Barclays joins Salica Investments’ £150m Growth Debt Fund II as cornerstone investor

Salica Investments has announced that Barclays has joined as a cornerstone investor in its £150m Growth Debt Fund II.

The new investment follows Fund II’s first close, which also included backing from the British Business Bank and the West Yorkshire Pension Fund.

The collaboration marks a key milestone in Salica’s mission to provide growth-stage debt financing to high-potential scaling companies across the UK.

Barclays’ participation follows its Entrepreneurs Week 2025 and aligns with the bank’s broader Innovation Banking strategy, supporting founders in key sectors such as software and IP-rich hardware.

David Hayers, head of growth debt at Salica Investments, said: “We are delighted to welcome Barclays as a cornerstone investor, joining the British Business Bank and West Yorkshire Pension Fund.

“Barclays’ commitment is a strong endorsement of our track record in backing fast growing software and IP-rich hardware companies right across the UK.

“With Barclays support, we can further expand our ability to provide flexible growth capital to some of the country’s most innovative technology businesses.”

Abdul Qureshi, head of business banking at Barclays, said: “Barclays is committed to powering the UK’s innovation economy, by helping ambitious founders and innovators scale and grow at pace.

“We do that through provision of finance as well as growth support via Barclays Innovation Banking and Eagle Labs proposition.

“We are delighted to be able to further broaden our funding proposition for scaleups through our collaboration with partners like Salica.

“This new investment into Salica’s venture debt fund will help ensure that the UK’s most ambitious entrepreneurs have access to the venture funding options they need to grow and thrive.”

Andrew Noyons, Managing Partner at Salica Investments, said: “We are excited to build on Fund I’s attractive investment performance with this larger successor fund.

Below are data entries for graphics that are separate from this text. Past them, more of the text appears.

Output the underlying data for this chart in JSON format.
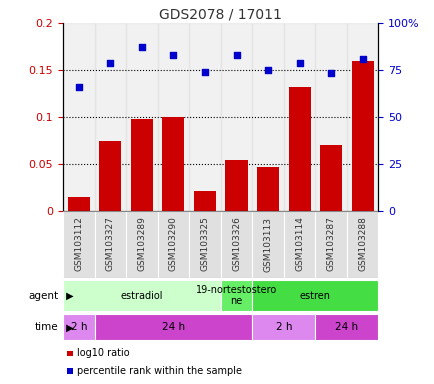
{
  "title": "GDS2078 / 17011",
  "samples": [
    "GSM103112",
    "GSM103327",
    "GSM103289",
    "GSM103290",
    "GSM103325",
    "GSM103326",
    "GSM103113",
    "GSM103114",
    "GSM103287",
    "GSM103288"
  ],
  "log10_ratio": [
    0.015,
    0.075,
    0.098,
    0.1,
    0.022,
    0.054,
    0.047,
    0.132,
    0.07,
    0.16
  ],
  "percentile_rank_pct": [
    66,
    78.5,
    87.5,
    83,
    74,
    83,
    75,
    79,
    73.5,
    81
  ],
  "bar_color": "#cc0000",
  "dot_color": "#0000cc",
  "left_ylim": [
    0,
    0.2
  ],
  "right_ylim": [
    0,
    100
  ],
  "left_yticks": [
    0,
    0.05,
    0.1,
    0.15,
    0.2
  ],
  "left_yticklabels": [
    "0",
    "0.05",
    "0.1",
    "0.15",
    "0.2"
  ],
  "right_yticks": [
    0,
    25,
    50,
    75,
    100
  ],
  "right_yticklabels": [
    "0",
    "25",
    "50",
    "75",
    "100%"
  ],
  "hlines": [
    0.05,
    0.1,
    0.15
  ],
  "agent_groups": [
    {
      "label": "estradiol",
      "start": 0,
      "end": 5,
      "color": "#ccffcc"
    },
    {
      "label": "19-nortestostero\nne",
      "start": 5,
      "end": 6,
      "color": "#66ee66"
    },
    {
      "label": "estren",
      "start": 6,
      "end": 10,
      "color": "#44dd44"
    }
  ],
  "time_groups": [
    {
      "label": "2 h",
      "start": 0,
      "end": 1,
      "color": "#dd88ee"
    },
    {
      "label": "24 h",
      "start": 1,
      "end": 6,
      "color": "#cc44cc"
    },
    {
      "label": "2 h",
      "start": 6,
      "end": 8,
      "color": "#dd88ee"
    },
    {
      "label": "24 h",
      "start": 8,
      "end": 10,
      "color": "#cc44cc"
    }
  ],
  "legend_items": [
    {
      "label": "log10 ratio",
      "color": "#cc0000"
    },
    {
      "label": "percentile rank within the sample",
      "color": "#0000cc"
    }
  ],
  "bg_color": "#ffffff",
  "tick_label_color_left": "#cc0000",
  "tick_label_color_right": "#0000cc",
  "grid_color": "#000000",
  "col_bg_color": "#e0e0e0",
  "label_left": "agent",
  "label_time": "time"
}
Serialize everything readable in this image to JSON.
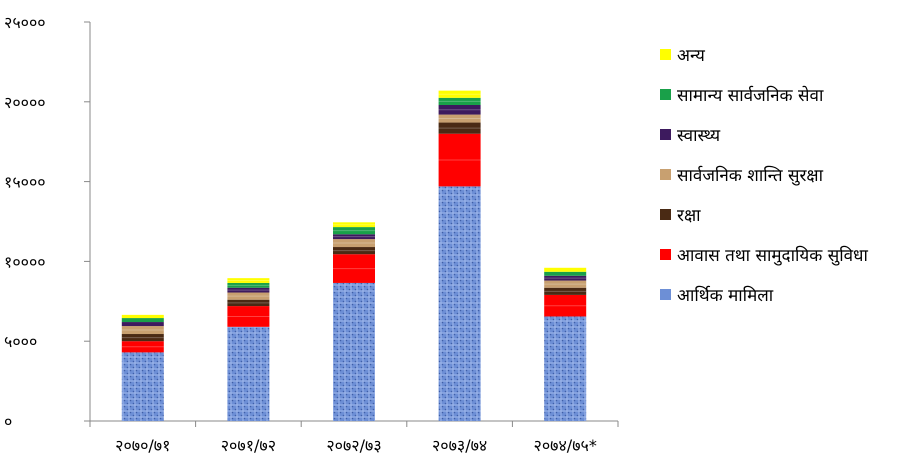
{
  "chart_data": {
    "type": "bar",
    "stacked": true,
    "categories": [
      "२०७०/७१",
      "२०७१/७२",
      "२०७२/७३",
      "२०७३/७४",
      "२०७४/७५*"
    ],
    "ylim": [
      0,
      25000
    ],
    "yticks": [
      {
        "value": 0,
        "label": "०"
      },
      {
        "value": 5000,
        "label": "५०००"
      },
      {
        "value": 10000,
        "label": "१००००"
      },
      {
        "value": 15000,
        "label": "१५०००"
      },
      {
        "value": 20000,
        "label": "२००००"
      },
      {
        "value": 25000,
        "label": "२५०००"
      }
    ],
    "grid": false,
    "legend_position": "right",
    "series": [
      {
        "name": "आर्थिक मामिला",
        "color": "#6d8fd6",
        "values": [
          4300,
          5900,
          8650,
          14700,
          6550
        ]
      },
      {
        "name": "आवास तथा सामुदायिक सुविधा",
        "color": "#ff0000",
        "values": [
          700,
          1300,
          1800,
          3300,
          1350
        ]
      },
      {
        "name": "रक्षा",
        "color": "#4a2a14",
        "values": [
          450,
          400,
          450,
          700,
          450
        ]
      },
      {
        "name": "सार्वजनिक शान्ति सुरक्षा",
        "color": "#c8a070",
        "values": [
          500,
          450,
          500,
          500,
          450
        ]
      },
      {
        "name": "स्वास्थ्य",
        "color": "#3d1a5e",
        "values": [
          250,
          300,
          300,
          600,
          300
        ]
      },
      {
        "name": "सामान्य सार्वजनिक सेवा",
        "color": "#19a049",
        "values": [
          250,
          300,
          450,
          450,
          250
        ]
      },
      {
        "name": "अन्य",
        "color": "#ffff00",
        "values": [
          200,
          300,
          300,
          450,
          250
        ]
      }
    ]
  }
}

The Fund’s strategy, with a domestic lending focus, is well aligned with the Mansion House Accord objectives to boost saver outcomes and deliver UK growth. Furthermore, this collaboration strengthens our shared ambition to help the best of the UK’s founders scale globally competitive companies that drive productivity, innovation and long-term economic growth.”

Adam Kelly, Managing Director and Co-Head of Funds at the British Business Bank, added: “Following on from the success of Salica’s inaugural fund, which provided vital capital to high growth businesses across the UK’s Nations and regions, we are excited to continue our partnership by backing Fund II. Venture debt funds like Salica’s Growth Debt Fund can help UK businesses to achieve strong growth without reducing control of their business.”